Wednesday, January 7, 2009

The Last Lecture

I am glad that so far everyone has felt that committing the time to reading The Last Lecture by Randy Pausch was time well spent. Though the premise of the book was extremely sad, I felt like reading it for a second time because I enjoyed it so much. As a healthy parent of 2 great kids, I couldn't help but wish I had the strength, fortitude and ability to reflect that Randy Pausch exhibited during some of his last days.

While reading his book, I took a bit of a different perspective then I thought I would. We are parents who had to face the death of a child long before it should ever have to be. I kept asking myself if we had done and said everything we needed to as Cooper and Campbell's parents, knowing we were facing the end of his life. Though he was still young, we wanted to be sure Coop's life was full, that we would have no regrets and that Campbell would not suffer any undue side effects from losing his treasured brother. It was the same type of planning Randy did, only we weren't planning for us. I remember the day when we met at Children's Hospital for the last time, Jeff, myself, mom ,Uncle Rick and many of Coop's doctors and some support staff were all sitting around a big table. Jeff and I never really had our heads in the clouds during our experience with Coop, so we went in knowing the overall purpose of the "meeting".. However, when the conversation went on, I remember having this overwhelming feeling when it was finally put out there, he most definitely would not survive this illness. No one had ever said that this was the end before. We knew this day could come, but never had to hear it so frankly. Though you think my first thought would be Coop, mine wasn't ... it was Campbell. I kept asking myself how was he going to be able to go through this whole experience and not be negatively influenced by it. Would he ever be "normal"? What were we going to have to do as parents to get him through this? Did we have the strength to survi ve this ourselves?Obviously Coop was our primary focus, but we were the survivors left to continue living, hopefully someday happily again. In the end we feel thankful that the whole experience made us a stronger family rather then the opposite. Experiences like Randy Pausch's and ours can make or break people, and luckily the latter was not the case.

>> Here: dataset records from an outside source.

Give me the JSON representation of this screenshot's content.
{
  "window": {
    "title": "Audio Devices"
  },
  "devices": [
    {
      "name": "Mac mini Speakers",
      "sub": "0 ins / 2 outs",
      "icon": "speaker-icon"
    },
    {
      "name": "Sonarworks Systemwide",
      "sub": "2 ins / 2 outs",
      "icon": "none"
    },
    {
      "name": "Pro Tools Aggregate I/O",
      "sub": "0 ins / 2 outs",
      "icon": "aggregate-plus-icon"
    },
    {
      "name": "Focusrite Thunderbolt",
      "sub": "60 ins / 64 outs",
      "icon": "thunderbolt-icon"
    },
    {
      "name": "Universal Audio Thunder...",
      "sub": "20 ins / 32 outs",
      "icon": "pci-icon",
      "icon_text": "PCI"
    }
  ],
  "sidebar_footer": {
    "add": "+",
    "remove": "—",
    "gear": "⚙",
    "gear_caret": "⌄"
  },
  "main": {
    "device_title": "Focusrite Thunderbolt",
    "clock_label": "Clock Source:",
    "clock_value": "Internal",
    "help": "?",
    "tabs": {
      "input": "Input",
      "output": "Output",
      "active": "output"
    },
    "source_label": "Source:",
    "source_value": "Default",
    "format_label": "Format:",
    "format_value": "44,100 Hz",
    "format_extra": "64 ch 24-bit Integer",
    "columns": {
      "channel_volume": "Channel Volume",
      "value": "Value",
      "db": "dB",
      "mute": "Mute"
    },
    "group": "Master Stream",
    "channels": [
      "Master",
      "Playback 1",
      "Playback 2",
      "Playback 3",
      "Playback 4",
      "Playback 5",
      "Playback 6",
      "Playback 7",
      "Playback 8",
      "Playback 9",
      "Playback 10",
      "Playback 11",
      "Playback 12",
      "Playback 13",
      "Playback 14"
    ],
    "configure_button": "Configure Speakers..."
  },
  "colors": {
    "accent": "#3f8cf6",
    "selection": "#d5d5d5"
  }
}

What we realized is when Coop died, the life we knew died with him. We were left to start again, to figure out what life was supposed to look like now, but the beauty of it all was we were left in charge of making the choice- live and live well, or not- that's what it really comes down to. Randy Pausch set his family up to live and to live well. We look at our life now and wonder how we could be so lucky to be where we are. Emerson would have never been, life would not be as rich and we would not know the "secret" we know about living, had our special boy Coop not taught us that.